If the providers are in different practices, I don't think the -58 on the repair by Dr. B is correct.
-58 Staged or related procedure or service by the same physician during the postoperative period.
It was staged, but not the same physician.
 
What if u use modifier 78. Related procedure.
Nope - read the full description.
-78 Unplanned return to the operating or procedure room, by the same physician, following an initial procedure for a related procedure during the post-operative period
Again, "same physician". "Unplanned" doesn't apply either. I would also doubt the patient was taken to an operating or procedure room (can't be a minor procedure room in your office - has to be OR or a true surgical suite like endoscopy suite, cardiac cath suite, etc.)
It's certainly something I've never seen before, but unless someone comes up with a modifier I am not aware of, if you are billing as my original recommendation:
Dr. A excision with -52
Dr. B repair (no modifier).
 
WAIT - I just realized in the header, it says different physician, SAME PRACTICE. I kept reading the question itself, not the header.
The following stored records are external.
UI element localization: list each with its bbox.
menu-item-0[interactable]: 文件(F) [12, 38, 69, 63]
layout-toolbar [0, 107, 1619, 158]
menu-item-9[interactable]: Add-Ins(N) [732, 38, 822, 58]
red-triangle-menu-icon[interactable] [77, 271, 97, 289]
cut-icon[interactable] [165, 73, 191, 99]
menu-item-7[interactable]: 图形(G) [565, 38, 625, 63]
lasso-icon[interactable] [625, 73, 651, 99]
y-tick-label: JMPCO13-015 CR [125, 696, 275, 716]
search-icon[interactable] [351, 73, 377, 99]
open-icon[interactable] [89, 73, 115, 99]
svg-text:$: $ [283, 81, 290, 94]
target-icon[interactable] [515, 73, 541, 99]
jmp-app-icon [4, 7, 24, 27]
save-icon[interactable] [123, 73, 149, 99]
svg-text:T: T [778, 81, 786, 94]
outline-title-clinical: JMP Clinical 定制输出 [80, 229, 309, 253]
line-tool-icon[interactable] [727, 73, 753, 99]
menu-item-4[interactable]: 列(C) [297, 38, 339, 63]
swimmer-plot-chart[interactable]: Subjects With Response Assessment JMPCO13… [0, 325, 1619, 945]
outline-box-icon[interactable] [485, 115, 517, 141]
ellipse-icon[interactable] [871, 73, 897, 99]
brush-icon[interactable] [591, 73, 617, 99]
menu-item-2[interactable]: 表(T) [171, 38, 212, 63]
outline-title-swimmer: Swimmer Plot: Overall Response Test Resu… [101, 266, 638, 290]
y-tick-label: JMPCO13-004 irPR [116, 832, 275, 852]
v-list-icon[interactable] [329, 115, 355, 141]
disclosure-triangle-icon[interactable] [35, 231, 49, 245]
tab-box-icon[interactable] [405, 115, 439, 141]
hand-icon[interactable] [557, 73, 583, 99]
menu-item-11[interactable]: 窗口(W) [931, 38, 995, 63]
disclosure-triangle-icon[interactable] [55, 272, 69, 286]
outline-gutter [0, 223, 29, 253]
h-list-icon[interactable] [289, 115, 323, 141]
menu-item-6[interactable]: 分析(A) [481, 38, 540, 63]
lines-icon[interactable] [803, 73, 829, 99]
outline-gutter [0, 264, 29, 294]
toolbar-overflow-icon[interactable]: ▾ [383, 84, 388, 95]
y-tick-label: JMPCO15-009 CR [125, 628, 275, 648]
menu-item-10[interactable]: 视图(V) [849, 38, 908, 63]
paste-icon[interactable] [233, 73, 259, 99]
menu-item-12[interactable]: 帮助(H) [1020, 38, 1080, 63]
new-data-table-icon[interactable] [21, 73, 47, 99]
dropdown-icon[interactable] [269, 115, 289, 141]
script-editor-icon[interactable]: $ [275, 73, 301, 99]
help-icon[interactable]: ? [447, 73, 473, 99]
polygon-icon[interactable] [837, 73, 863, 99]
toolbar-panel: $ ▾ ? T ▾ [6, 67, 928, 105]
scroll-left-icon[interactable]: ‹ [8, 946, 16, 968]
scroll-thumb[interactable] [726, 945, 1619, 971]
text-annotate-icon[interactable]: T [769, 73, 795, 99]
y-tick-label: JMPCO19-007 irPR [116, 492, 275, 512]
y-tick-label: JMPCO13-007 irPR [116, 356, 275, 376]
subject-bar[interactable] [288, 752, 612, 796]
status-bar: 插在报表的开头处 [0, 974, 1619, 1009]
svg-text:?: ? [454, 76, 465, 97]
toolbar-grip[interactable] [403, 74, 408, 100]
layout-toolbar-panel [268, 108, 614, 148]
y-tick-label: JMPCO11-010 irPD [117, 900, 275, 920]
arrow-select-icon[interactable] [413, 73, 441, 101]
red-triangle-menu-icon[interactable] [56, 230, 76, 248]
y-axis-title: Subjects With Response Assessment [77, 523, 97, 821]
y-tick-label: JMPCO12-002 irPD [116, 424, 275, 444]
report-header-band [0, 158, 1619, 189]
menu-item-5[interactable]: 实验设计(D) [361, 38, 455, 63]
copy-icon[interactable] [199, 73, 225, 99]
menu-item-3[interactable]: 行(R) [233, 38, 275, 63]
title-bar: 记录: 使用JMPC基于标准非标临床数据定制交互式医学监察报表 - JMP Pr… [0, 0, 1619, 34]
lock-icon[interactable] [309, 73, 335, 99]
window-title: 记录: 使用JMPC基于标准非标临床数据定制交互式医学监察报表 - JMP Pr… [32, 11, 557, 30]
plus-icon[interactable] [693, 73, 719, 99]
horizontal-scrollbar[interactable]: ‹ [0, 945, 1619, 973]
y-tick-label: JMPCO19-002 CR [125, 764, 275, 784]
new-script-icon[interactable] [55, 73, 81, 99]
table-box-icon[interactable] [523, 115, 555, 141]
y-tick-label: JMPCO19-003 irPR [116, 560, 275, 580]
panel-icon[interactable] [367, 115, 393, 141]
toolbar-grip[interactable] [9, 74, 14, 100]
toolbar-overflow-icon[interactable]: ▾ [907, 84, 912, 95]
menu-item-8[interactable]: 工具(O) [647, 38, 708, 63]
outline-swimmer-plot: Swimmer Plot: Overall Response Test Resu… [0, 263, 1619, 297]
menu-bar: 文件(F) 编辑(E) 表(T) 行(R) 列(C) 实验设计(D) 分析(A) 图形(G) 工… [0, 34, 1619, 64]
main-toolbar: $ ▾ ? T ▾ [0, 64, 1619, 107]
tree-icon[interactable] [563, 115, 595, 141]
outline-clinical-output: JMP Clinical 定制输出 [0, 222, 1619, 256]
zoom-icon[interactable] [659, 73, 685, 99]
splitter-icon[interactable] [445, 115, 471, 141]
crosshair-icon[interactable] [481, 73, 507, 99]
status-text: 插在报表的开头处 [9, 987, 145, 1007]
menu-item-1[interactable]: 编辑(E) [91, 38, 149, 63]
In that situation, since it's the same practice, my arguments about the modifiers -58 and -78 same physician do not apply. For group practices, basically when something states same provider, it means anyone of the same specialty in the same group.
So, I change my original answer and I think the most accurate description is simply the excision without a modifier. Your practice is providing the complete service, just happens to be completed on the subsequent day. If your practice tracks that kind of stuff, you may want to come up with an internal (not billed to insurance) code to demonstrate that service provided by Dr. B.